Reviglio would have probably quit painting if he had listened to his Italian gallerists. Instead, some artist friends, an art critic and the brutality of reality convinced him to continue his painting practice after moving back to Italy, thus completing the exploration of the Nocturnal Visions (the artist still divides himself between Turin and New York).
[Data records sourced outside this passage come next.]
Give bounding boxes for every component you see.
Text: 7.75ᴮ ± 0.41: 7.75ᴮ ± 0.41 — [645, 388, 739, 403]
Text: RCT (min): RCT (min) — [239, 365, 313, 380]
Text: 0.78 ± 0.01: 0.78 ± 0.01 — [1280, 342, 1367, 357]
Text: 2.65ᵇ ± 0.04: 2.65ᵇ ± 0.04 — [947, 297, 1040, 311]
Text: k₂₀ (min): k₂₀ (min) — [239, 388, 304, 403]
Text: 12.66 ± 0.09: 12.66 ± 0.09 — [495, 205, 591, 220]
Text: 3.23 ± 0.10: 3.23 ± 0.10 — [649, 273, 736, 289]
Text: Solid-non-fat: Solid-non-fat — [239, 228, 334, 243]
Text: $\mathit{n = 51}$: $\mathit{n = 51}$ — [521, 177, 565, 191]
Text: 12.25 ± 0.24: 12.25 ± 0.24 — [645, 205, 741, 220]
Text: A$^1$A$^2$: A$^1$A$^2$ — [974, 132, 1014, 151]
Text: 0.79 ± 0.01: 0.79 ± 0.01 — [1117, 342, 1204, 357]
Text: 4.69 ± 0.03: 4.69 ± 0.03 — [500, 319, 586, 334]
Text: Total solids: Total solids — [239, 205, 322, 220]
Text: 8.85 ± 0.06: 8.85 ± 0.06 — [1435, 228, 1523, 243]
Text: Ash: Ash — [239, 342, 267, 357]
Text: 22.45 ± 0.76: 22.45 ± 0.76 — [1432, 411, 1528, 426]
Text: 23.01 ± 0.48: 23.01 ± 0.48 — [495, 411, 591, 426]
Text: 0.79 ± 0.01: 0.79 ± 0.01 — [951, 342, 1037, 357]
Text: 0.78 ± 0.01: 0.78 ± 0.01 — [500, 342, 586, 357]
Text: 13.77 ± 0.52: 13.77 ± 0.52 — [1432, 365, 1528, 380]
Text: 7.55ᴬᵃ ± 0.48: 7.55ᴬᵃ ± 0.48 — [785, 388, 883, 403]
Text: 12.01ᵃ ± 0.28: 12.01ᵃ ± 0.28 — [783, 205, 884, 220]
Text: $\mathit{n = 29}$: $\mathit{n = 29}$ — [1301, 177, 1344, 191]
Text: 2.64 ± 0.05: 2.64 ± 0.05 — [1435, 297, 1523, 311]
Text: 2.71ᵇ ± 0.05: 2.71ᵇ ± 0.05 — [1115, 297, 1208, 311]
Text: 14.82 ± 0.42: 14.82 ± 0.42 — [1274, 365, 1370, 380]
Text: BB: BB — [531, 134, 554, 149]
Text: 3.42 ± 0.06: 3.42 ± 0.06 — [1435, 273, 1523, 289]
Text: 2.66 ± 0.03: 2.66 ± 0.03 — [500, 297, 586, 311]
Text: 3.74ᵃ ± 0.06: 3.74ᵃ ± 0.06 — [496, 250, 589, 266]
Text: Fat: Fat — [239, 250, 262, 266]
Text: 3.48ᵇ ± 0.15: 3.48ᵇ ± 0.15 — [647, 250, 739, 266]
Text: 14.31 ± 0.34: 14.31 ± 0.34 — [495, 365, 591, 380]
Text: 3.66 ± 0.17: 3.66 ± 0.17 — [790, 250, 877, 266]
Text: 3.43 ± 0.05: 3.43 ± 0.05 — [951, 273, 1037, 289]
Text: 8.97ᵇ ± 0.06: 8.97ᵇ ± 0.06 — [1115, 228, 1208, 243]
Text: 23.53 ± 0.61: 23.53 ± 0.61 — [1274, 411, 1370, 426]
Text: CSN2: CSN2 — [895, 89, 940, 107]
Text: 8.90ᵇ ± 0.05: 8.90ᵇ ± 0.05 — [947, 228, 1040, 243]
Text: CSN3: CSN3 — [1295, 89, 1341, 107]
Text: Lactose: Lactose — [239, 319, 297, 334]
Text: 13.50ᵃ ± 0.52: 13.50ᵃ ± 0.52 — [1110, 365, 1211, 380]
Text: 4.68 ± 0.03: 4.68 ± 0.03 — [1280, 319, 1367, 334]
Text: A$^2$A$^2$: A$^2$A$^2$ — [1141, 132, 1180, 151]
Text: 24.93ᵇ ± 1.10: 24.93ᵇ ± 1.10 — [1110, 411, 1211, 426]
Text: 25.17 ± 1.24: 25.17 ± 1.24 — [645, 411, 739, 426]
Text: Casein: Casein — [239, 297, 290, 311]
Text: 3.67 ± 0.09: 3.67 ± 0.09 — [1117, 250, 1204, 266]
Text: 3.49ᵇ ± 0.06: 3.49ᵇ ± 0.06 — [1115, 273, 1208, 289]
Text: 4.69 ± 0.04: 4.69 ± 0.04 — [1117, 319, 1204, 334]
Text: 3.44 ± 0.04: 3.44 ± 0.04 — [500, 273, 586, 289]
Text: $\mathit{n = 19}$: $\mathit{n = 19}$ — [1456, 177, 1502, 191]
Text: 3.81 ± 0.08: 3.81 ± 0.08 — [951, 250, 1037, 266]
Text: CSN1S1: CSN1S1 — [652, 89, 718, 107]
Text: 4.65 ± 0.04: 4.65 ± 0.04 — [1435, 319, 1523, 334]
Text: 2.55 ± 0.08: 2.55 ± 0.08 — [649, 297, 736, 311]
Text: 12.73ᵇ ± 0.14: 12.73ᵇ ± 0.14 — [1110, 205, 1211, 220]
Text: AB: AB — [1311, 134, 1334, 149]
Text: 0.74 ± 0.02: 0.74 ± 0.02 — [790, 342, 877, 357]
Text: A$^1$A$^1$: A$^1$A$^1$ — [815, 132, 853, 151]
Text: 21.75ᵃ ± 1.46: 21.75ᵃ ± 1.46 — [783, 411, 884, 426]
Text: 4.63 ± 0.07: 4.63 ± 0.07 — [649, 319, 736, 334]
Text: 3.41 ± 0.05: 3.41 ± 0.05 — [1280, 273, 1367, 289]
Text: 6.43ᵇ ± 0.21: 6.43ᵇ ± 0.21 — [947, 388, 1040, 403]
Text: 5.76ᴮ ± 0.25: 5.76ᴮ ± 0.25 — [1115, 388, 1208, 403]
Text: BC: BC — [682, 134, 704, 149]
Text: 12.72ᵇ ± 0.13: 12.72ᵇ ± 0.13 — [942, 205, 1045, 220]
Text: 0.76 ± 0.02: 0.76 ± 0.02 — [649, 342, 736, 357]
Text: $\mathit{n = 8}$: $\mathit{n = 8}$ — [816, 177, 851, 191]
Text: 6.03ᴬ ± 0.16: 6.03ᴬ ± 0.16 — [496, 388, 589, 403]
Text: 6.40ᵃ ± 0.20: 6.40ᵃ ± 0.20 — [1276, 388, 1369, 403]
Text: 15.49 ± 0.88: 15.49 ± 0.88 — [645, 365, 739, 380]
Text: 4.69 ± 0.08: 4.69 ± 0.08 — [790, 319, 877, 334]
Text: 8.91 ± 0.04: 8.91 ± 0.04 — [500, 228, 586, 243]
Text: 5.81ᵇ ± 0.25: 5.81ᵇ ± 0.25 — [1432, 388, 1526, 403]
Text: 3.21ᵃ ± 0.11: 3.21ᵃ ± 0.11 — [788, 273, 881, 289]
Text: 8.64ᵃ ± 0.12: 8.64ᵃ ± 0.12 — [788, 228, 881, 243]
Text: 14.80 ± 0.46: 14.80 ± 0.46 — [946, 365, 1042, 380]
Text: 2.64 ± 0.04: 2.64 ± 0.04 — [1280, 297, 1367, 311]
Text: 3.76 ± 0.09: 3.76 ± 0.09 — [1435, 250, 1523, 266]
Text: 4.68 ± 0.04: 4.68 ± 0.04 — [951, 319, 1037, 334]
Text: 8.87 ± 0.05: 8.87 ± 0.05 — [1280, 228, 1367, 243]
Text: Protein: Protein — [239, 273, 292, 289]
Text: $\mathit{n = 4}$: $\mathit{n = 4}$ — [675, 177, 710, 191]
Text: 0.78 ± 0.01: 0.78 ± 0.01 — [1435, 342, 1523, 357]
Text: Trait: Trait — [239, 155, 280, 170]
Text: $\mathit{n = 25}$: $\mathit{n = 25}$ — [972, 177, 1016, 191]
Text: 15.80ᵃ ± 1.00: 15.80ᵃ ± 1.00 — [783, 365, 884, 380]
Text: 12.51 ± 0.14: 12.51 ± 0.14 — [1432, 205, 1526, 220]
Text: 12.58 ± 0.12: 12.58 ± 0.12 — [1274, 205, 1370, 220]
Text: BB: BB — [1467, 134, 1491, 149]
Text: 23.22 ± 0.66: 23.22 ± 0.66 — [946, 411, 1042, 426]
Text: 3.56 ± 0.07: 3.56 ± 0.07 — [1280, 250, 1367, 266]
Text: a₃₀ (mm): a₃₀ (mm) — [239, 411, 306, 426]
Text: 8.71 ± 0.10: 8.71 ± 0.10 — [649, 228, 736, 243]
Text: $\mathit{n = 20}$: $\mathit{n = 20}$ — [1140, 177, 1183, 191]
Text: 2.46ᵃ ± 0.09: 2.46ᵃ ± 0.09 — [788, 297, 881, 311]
The return to Italy was a quick change of interiors and exteriors, the mental sceneries of his private rooms and his “public rooms” needed new shapes, but all of a sudden everything became more complicated: “the alien” (cancer) had crept inside the life of people close to him changing completely the times, spaces, moods of his life, and bringing a new form of disquiet more powerful and dramatic than the existential one experienced in New York. Photography and videos had marked a moment of synthesis and sharpened the tools of his art laboratory and at this point the logic of the artistic discovery pushed him to investigate that living thing that grows inside people close to you, people you share private and affective spaces with. It begins in this way a new pictorial cycle accompanied by photos and videos, entitled “Flowers of Grief “, a series that presents interiors with stronger colors, often darker and violent, in which the brushstrokes become bolder and the oil paintings begin a dialogue with the photographs and the videos in search of a presence, of something alive that grows in between people and animates in a mysterious way the private rooms. The metamorphic and vital power of the “alien” becomes manifest in his work and flowers appear in the composition. They are flowers of evil and grief, which grow spontaneously near the objects of common usage that, up to that point, confined the boundaries and the qualities of the existential spaces represented. A shirt stands out against a painting background as if it were a faceless man without his hands (Torn Shirt, 2012), portraits of faceless women are surrounded by plants and flowers that set the chromatic dominant of the art works, colors become warmer to better represent the emotional tone of someone who cares for his beloved ones and at the same time must live with “the alien”.

One way or the other, Reviglio remains an artist-scientist and begins to experiment compositions of interiors that are mental sceneries well-aware that in the end, as in scientific experiments, the result will spontaneously surface and it will be a well-structured narrative with sense and significance able to account for the human existence between wonder and disquiet.

Roberto Mastroianni
Turin, spring 2013










Born in Turin in 1976, Pietro Reviglio has exhibited in the United States, in Italy, in Japan and in the United Kindom. He studied painting at the Arts Students League of New York with Mary Beth McKenzie and Robert Cenedella and Animation at the School of Visual Arts. He received a Ph.D. in Astrophysics from the Graduate School of Arts and Sciences of Columbia University (New York). Among his recent shows: Castel dell’Ovo (Naples), Palazzo Ducale (Genoa), Museo Laboratorio d’Arte Contemporanea (Rome), Palazzo Farnese (French Embassy, Rome), the 54th Venice Biennial, Columbia University (New York), the Museum of Oriental Art (Turin) and the Ishida Taisheisha Hall in Kyoto. Articles on his work have appeared on Flash ARt, NY Arts, La Stampa, La Repubblica, America24, Yahoo News.


Roberto Mastroianni is a philosopher, curator and art critic and an independent researcher in semiotics, philosophical aesthetics and language philosophy at the University of Turin. He studied philosophy with Gianni Vattimo and Roberto Salizzoni at the University of Turin where he received his Ph.D. in Language Philosophy and Communication Studies under the supervision of Ugo Volli. He works on language philosophy, philosophical aesthetics, semiotics, general theory of politics and communications. He curated and published books, essays and articles on philosophy, art, communication and politics. He curated several contemporary art exhibitions in museums including Palazzo Ducale (Genova) and lectured in several universities in Italy and abroad.